Manolo parecía obsesionado con algo, y hacía un gran esfuerzo por recordar. Bebíamos. La segunda botella se terminaría pronto, y la tercera vendría con la puesta del sol y los cigarrillos, con los indios de Manolo, y con mi interés por saber algo más sobre él.
– ¡Salud!
– No pidas otra -dijo Manolo-. Sale muy caro. Vamos al mostrador; allá los tragos son más baratos.
Nos acercamos al mostrador y pedimos más vino. A mi lado, Manolo permanecía inmóvil y con la mirada fija en el suelo. No lograba verle la cara, pero sabía que continuaba esforzándose por recordar.
– ¡Siempre me olvido de las cosas! -sus dientes rechinaron, y sus manos, muy finas, parecían querer hundir el mostrador; tal era la fuerza con que las apoyaba.
– Manolo, pero…
– Siempre ha sido así; siempre será así, hasta que me quede sin pasado.
– Ya vendrá…
– ¿Vendrá? Si sintieras lo que es no poder recordar algo; es mil veces peor que tener una palabra en la punta de la lengua; es como si tuvieras toda una parte de tu vida en la punta de la lengua, ¡o sabe Dios dónde! ¡Salud!

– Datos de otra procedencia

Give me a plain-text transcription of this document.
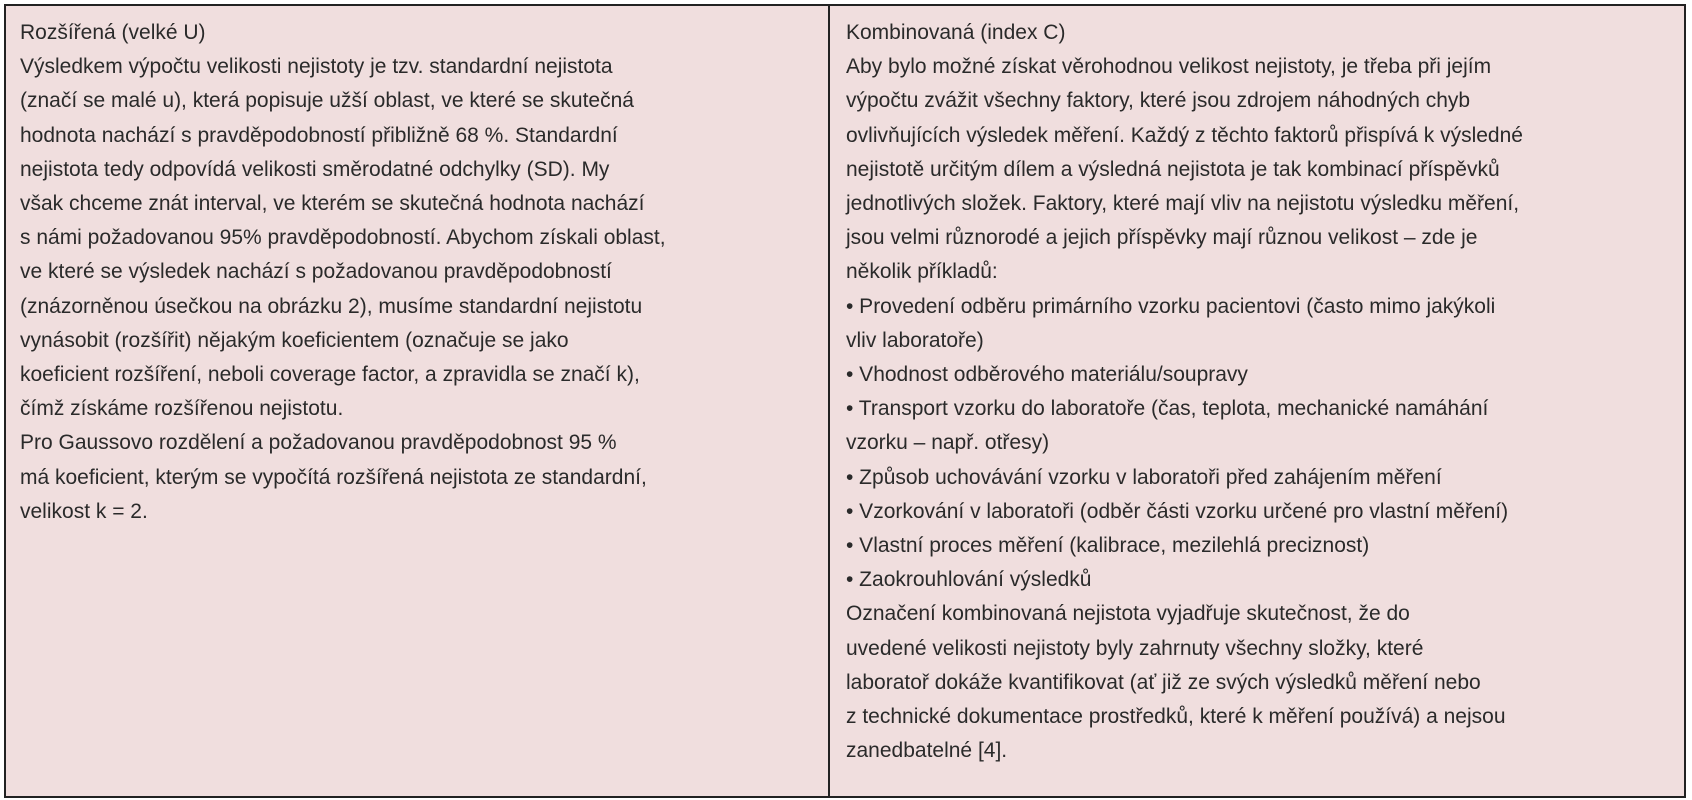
Rozšířená (velké U)
Výsledkem výpočtu velikosti nejistoty je tzv. standardní nejistota
(značí se malé u), která popisuje užší oblast, ve které se skutečná
hodnota nachází s pravděpodobností přibližně 68 %. Standardní
nejistota tedy odpovídá velikosti směrodatné odchylky (SD). My
však chceme znát interval, ve kterém se skutečná hodnota nachází
s námi požadovanou 95% pravděpodobností. Abychom získali oblast,
ve které se výsledek nachází s požadovanou pravděpodobností
(znázorněnou úsečkou na obrázku 2), musíme standardní nejistotu
vynásobit (rozšířit) nějakým koeficientem (označuje se jako
koeficient rozšíření, neboli coverage factor, a zpravidla se značí k),
čímž získáme rozšířenou nejistotu.
Pro Gaussovo rozdělení a požadovanou pravděpodobnost 95 %
má koeficient, kterým se vypočítá rozšířená nejistota ze standardní,
velikost k = 2.
Kombinovaná (index C)
Aby bylo možné získat věrohodnou velikost nejistoty, je třeba při jejím
výpočtu zvážit všechny faktory, které jsou zdrojem náhodných chyb
ovlivňujících výsledek měření. Každý z těchto faktorů přispívá k výsledné
nejistotě určitým dílem a výsledná nejistota je tak kombinací příspěvků
jednotlivých složek. Faktory, které mají vliv na nejistotu výsledku měření,
jsou velmi různorodé a jejich příspěvky mají různou velikost – zde je
několik příkladů:
• Provedení odběru primárního vzorku pacientovi (často mimo jakýkoli
vliv laboratoře)
• Vhodnost odběrového materiálu/soupravy
• Transport vzorku do laboratoře (čas, teplota, mechanické namáhání
vzorku – např. otřesy)
• Způsob uchovávání vzorku v laboratoři před zahájením měření
• Vzorkování v laboratoři (odběr části vzorku určené pro vlastní měření)
• Vlastní proces měření (kalibrace, mezilehlá preciznost)
• Zaokrouhlování výsledků
Označení kombinovaná nejistota vyjadřuje skutečnost, že do
uvedené velikosti nejistoty byly zahrnuty všechny složky, které
laboratoř dokáže kvantifikovat (ať již ze svých výsledků měření nebo
z technické dokumentace prostředků, které k měření používá) a nejsou
zanedbatelné [4].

Estuvo largo rato sin hablarme. Miré hacia un lado, vi la puerta del baño, y sentí ganas de orinar. «Ya vengo, Manolo.» En el baño no había literatura obscena: olía a pintura fresca, y me consolaba pensando que hubiera sido la misma que en cualquier otro baño del mundo: «Los hombres cuando quieren ser groseros son como esos perros que se paran en dos patas; como todos los demás perros». Pensé nuevamente en Manolo, y salí del baño para volver a su lado. Todas las mesas del café estaban ocupadas, y me pareció extraño oír hablar en italiano. «Estoy en Roma», me dije. «Estoy borracho.» Caminé hasta el mostrador, adoptando un aire tal de dignidad y de sobriedad, que todo el mundo quedó convencido de que era un extranjero borracho.